The Magic Of Solitary Pursuits

Alone In A Cafe

I am a people’s person. No, really, I am. But it just also happens that as much as I love people, I also happen to love being alone just as much. This may sound like the beginning of another esoteric discussion on the differences between loneliness and solitude, but I assure you that it is not, as these differences have been amply documented by many others much more qualified to do so. Suffice it to say that my desire to be alone is directly related to the state of mind that comes with contemplation and creativity. Put another way, it is directly related to the wonderful byproduct that results from moments of solitude and detachment from the “noise” of everyday life.

The wonderful thing is that being alone doesn’t necessarily mean to be distanced from other people. I’m talking about the state of being “mentally” alone, of being in the zone, or something akin to an out-of-body experience. The phenomena is not necessarily physical, but mental. It is being in that moment when your reality is only yours, whether you are walking in a crowded city with your camera in hand, writing your next great novel in a crowded library, or pondering your next direction in life. It leads to a place where creativity, meaning, and purpose live in seclusion until we all dare to open the door and free them from that dark place. A state of mental (and sometimes physical) blitz that is as precious as it is short. Eventually, what the world will see of us is nothing but the result of what happens in those precious moments of solitude.

Creativity And Location

The locations at which people unleash their inner creativity are as diverse as the different forms of art.
The locations at which people unleash their inner creativity are as diverse as the different forms of art.

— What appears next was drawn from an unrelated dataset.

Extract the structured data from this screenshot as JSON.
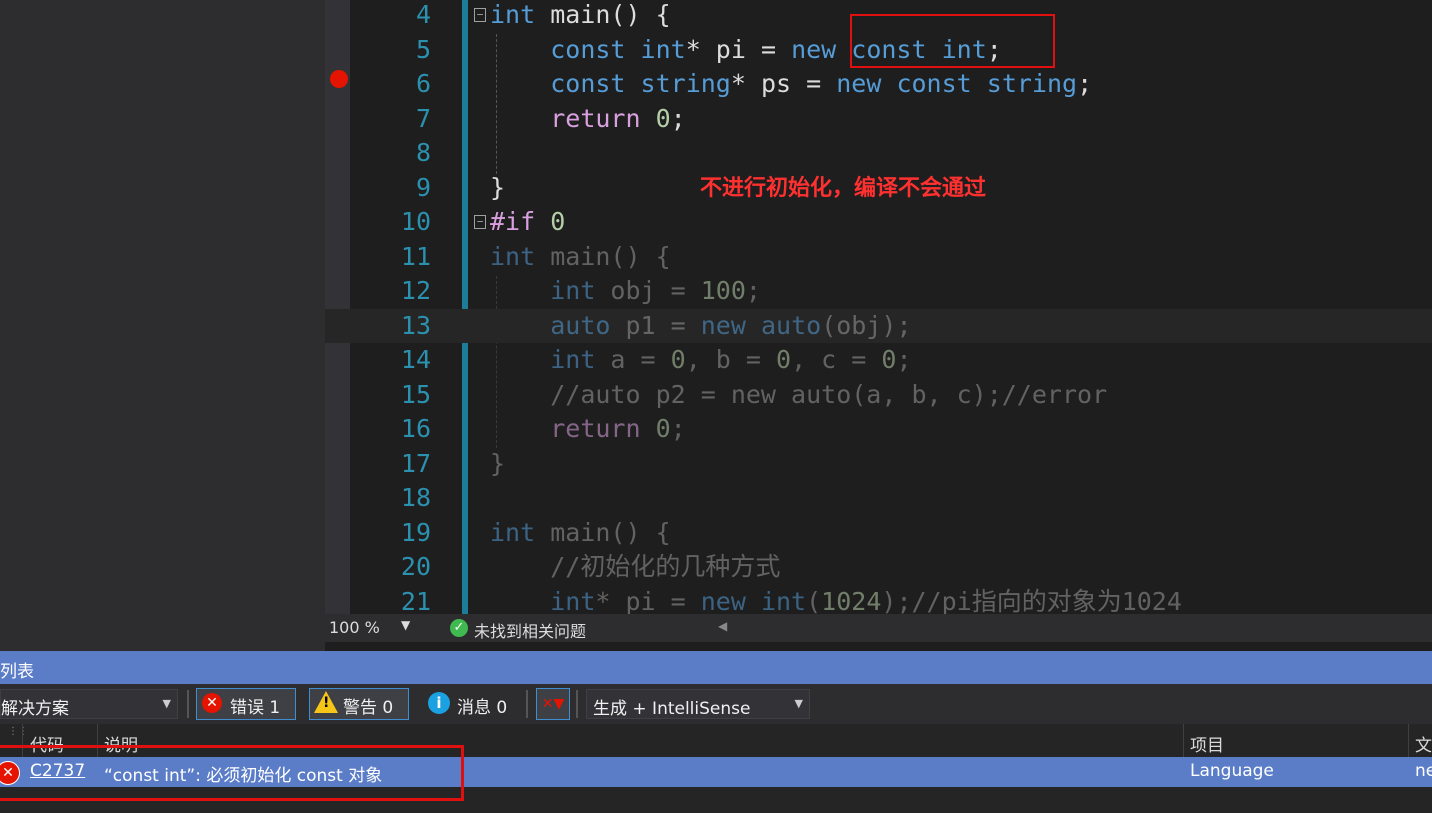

Don’t ask me why, but lately I’ve been pondering how much our environment affects our creativity.  After all, painters gravitate to the south of France in search of the perfect light, creative writing courses travel to Paris in search of inspiration, and photographers don’t seem to be able to stop talking about the lonely pursuit that their craft demands.  Remember Georgia O’Keeffe?  Her artistic peak came about during the period in her life when she made the wide, open spaces of the New Mexico dessert her home.  And how about the irrepressible Salvador Dalí and his incredible imagination that traced its roots to the small Spanish towns of his youth, Figueres and Cadaqués.  And famous writers are all over the place, but invariably alone when practicing their craft.  So what am I to conclude from all this?  Perhaps that for solo creatives, solitude during the creative process seems to be a lot more important than any particular location.  After all, the proverbial creative block doesn’t seem to care much about place.  It is the simple act of “disconnecting” from the everyday that seems to be at the root of our creativity.  What is must give way to what’s possible in our consciousness.  And if getting there takes us to a faraway land, or just as far as the kitchen table, so be it.  Our eyes and our hearts will tell us when we’ve arrived there, wherever there happens to be.